Le Chef de l’État Brice Clotaire Oligui Nguema a reçu un rapport gouvernemental crucial ce mardi 19 mai 2026. Il s’agit du bilan des 100 premiers jours de l’équipe gouvernementale en fonction. Le Vice-Président Hermann Immongault a remis ce document directement au président. Ainsi, un processus initié le 5 février dernier trouve son point d’orgue officiel. Les feuilles de route ministérielles avaient été validées pour une période de cent jours exactement. Cette échéance est arrivée à terme le 15 mai 2026 selon le calendrier fixé.
En parallèle, le bilan global présenté s’avère positif et encourageant dans l’ensemble. Plusieurs secteurs affichent des résultats légèrement au-dessus des objectifs initiaux fixés. Cependant, l’exécutif reconnaît sans détour certaines contre-performances dans l’exécution de quelques projets. Cette honnêteté institutionnelle traduit une volonté de rupture avec les pratiques passées. Le gouvernement entend instaurer une gouvernance fondée sur le suivi et la responsabilité. L’obligation de résultats envers les citoyens gabonais devient désormais une exigence centrale.
Des instructions fermes pour accélérer les chantiers en cours
En effet, le Chef de l’État n’a pas tardé à fixer le cap pour les prochains mois. Face au bilan reçu des 100 premiers jours, Oligui Nguema a dicté des instructions fermes et sans ambiguïté. Les projets en cours doivent connaître une accélération significative dans les délais impartis. Ainsi, le message présidentiel est limpide et sans détour pour tout le gouvernement. La Vème République exige désormais une culture d’efficacité absolue de chaque ministre. L’impact concret de l’action publique sur le quotidien des Gabonais devient la priorité absolue.
Par ailleurs, cette dynamique d’évaluation des 100 premiers jours continue marque une nouvelle ère de gouvernance. Le sommet de l’État entend ancrer durablement une culture de la performance et des résultats. Chaque ministère est désormais tenu de rendre des comptes mesurables et vérifiables. De plus, cet exercice de bilan périodique constitue une innovation institutionnelle notable pour le Gabon. Il rompt avec la culture administrative de l’opacité qui prévalait sous les régimes précédents. La Transition gabonaise affirme ainsi sa volonté de gouverner autrement et mieux.

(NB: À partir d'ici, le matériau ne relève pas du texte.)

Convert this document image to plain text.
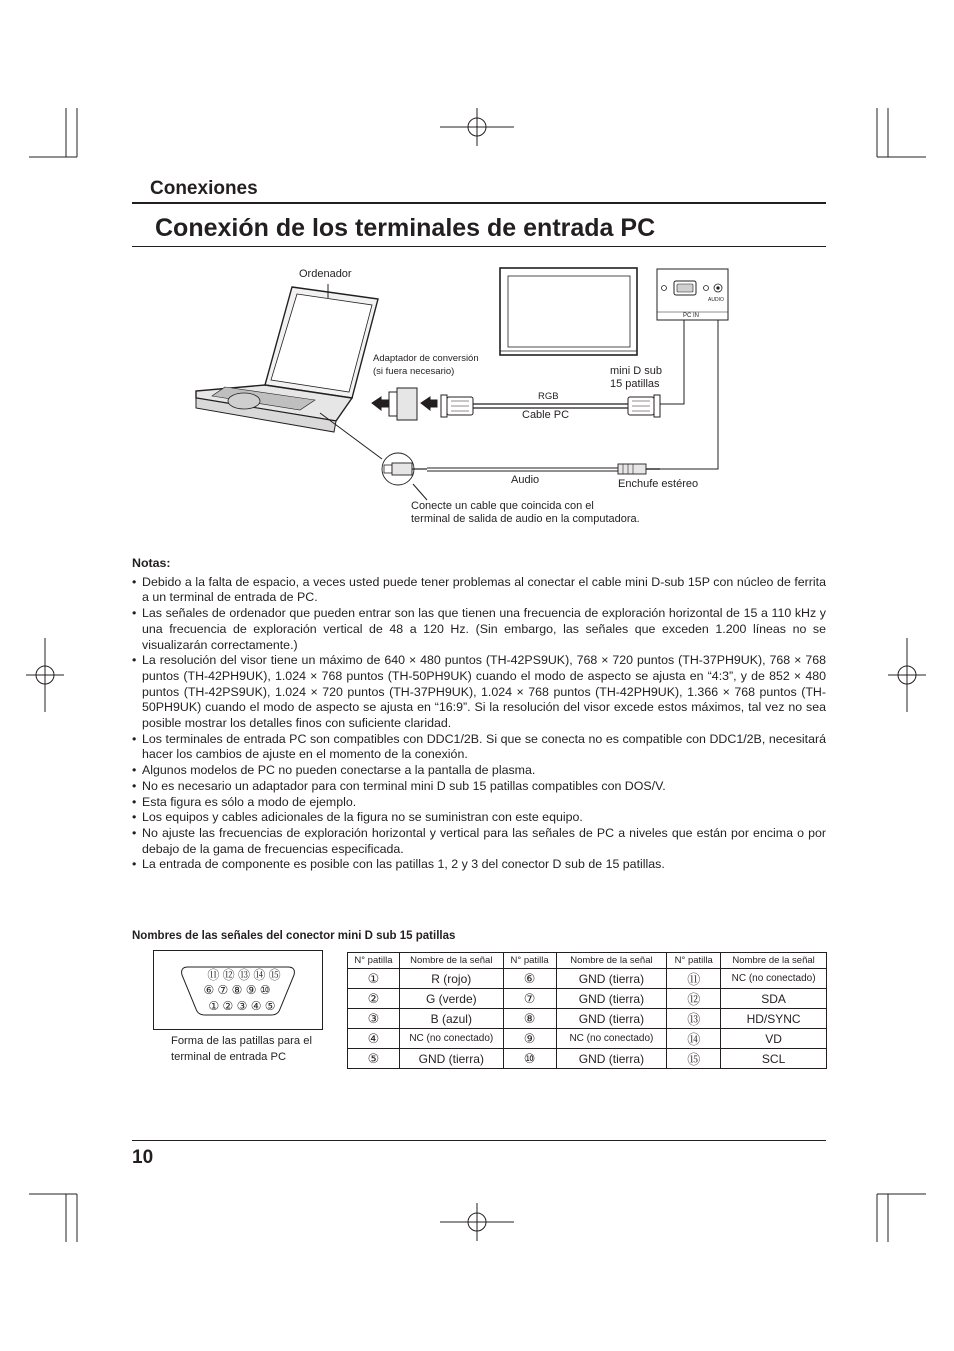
Conexiones
Conexión de los terminales de entrada PC
Ordenador
Adaptador de conversión
(si fuera necesario)
RGB
Cable PC
mini D sub
15 patillas
Audio	Enchufe estéreo
Conecte un cable que coincida con el
terminal de salida de audio en la computadora.
AUDIO
PC IN
Notas:
• Debido a la falta de espacio, a veces usted puede tener problemas al conectar el cable mini D-sub 15P con núcleo de ferrita a un terminal de entrada de PC.
• Las señales de ordenador que pueden entrar son las que tienen una frecuencia de exploración horizontal de 15 a 110 kHz y una frecuencia de exploración vertical de 48 a 120 Hz. (Sin embargo, las señales que exceden 1.200 líneas no se visualizarán correctamente.)
• La resolución del visor tiene un máximo de 640 × 480 puntos (TH-42PS9UK), 768 × 720 puntos (TH-37PH9UK), 768 × 768 puntos (TH-42PH9UK), 1.024 × 768 puntos (TH-50PH9UK) cuando el modo de aspecto se ajusta en “4:3”, y de 852 × 480 puntos (TH-42PS9UK), 1.024 × 720 puntos (TH-37PH9UK), 1.024 × 768 puntos (TH-42PH9UK), 1.366 × 768 puntos (TH-50PH9UK) cuando el modo de aspecto se ajusta en “16:9”. Si la resolución del visor excede estos máximos, tal vez no sea posible mostrar los detalles finos con suficiente claridad.
• Los terminales de entrada PC son compatibles con DDC1/2B. Si que se conecta no es compatible con DDC1/2B, necesitará hacer los cambios de ajuste en el momento de la conexión.
• Algunos modelos de PC no pueden conectarse a la pantalla de plasma.
• No es necesario un adaptador para con terminal mini D sub 15 patillas compatibles con DOS/V.
• Esta figura es sólo a modo de ejemplo.
• Los equipos y cables adicionales de la figura no se suministran con este equipo.
• No ajuste las frecuencias de exploración horizontal y vertical para las señales de PC a niveles que están por encima o por debajo de la gama de frecuencias especificada.
• La entrada de componente es posible con las patillas 1, 2 y 3 del conector D sub de 15 patillas.
Nombres de las señales del conector mini D sub 15 patillas
⑪ ⑫ ⑬ ⑭ ⑮
⑥ ⑦ ⑧ ⑨ ⑩
① ② ③ ④ ⑤
Forma de las patillas para el terminal de entrada PC
N° patilla	Nombre de la señal	N° patilla	Nombre de la señal	N° patilla	Nombre de la señal
①	R (rojo)	⑥	GND (tierra)	⑪	NC (no conectado)
②	G (verde)	⑦	GND (tierra)	⑫	SDA
③	B (azul)	⑧	GND (tierra)	⑬	HD/SYNC
④	NC (no conectado)	⑨	NC (no conectado)	⑭	VD
⑤	GND (tierra)	⑩	GND (tierra)	⑮	SCL
10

Transparence et communication : le gouvernement interpellé sur son devoir d’information
En outre, Oligui Nguema a mis un accent particulier sur la transparence institutionnelle. Il a expressément enjoint son gouvernement à renforcer la communication envers les populations. Les Gabonaises et les Gabonais doivent être mieux informés des actions entreprises. Autrement dit, la réforme ne se limite pas aux résultats techniques et aux chiffres produits. Elle passe aussi par une relation de confiance renouvelée entre l’État et les citoyens. L’information devient un outil de gouvernance à part entière dans cette nouvelle République.
Finalement, ces 100 premiers jours posent les bases d’une méthode gouvernementale inédite au Gabon. Le suivi rigoureux, la responsabilité individuelle et l’obligation de résultats structurent désormais l’action publique. Le président envoie un signal fort à toute la classe dirigeante gabonaise. Performer n’est plus une option, c’est une exigence républicaine non négociable. La Vème République gabonaise se construit sur des fondations d’efficacité et de redevabilité. L’heure n’est plus aux promesses, mais aux actes concrets et mesurables.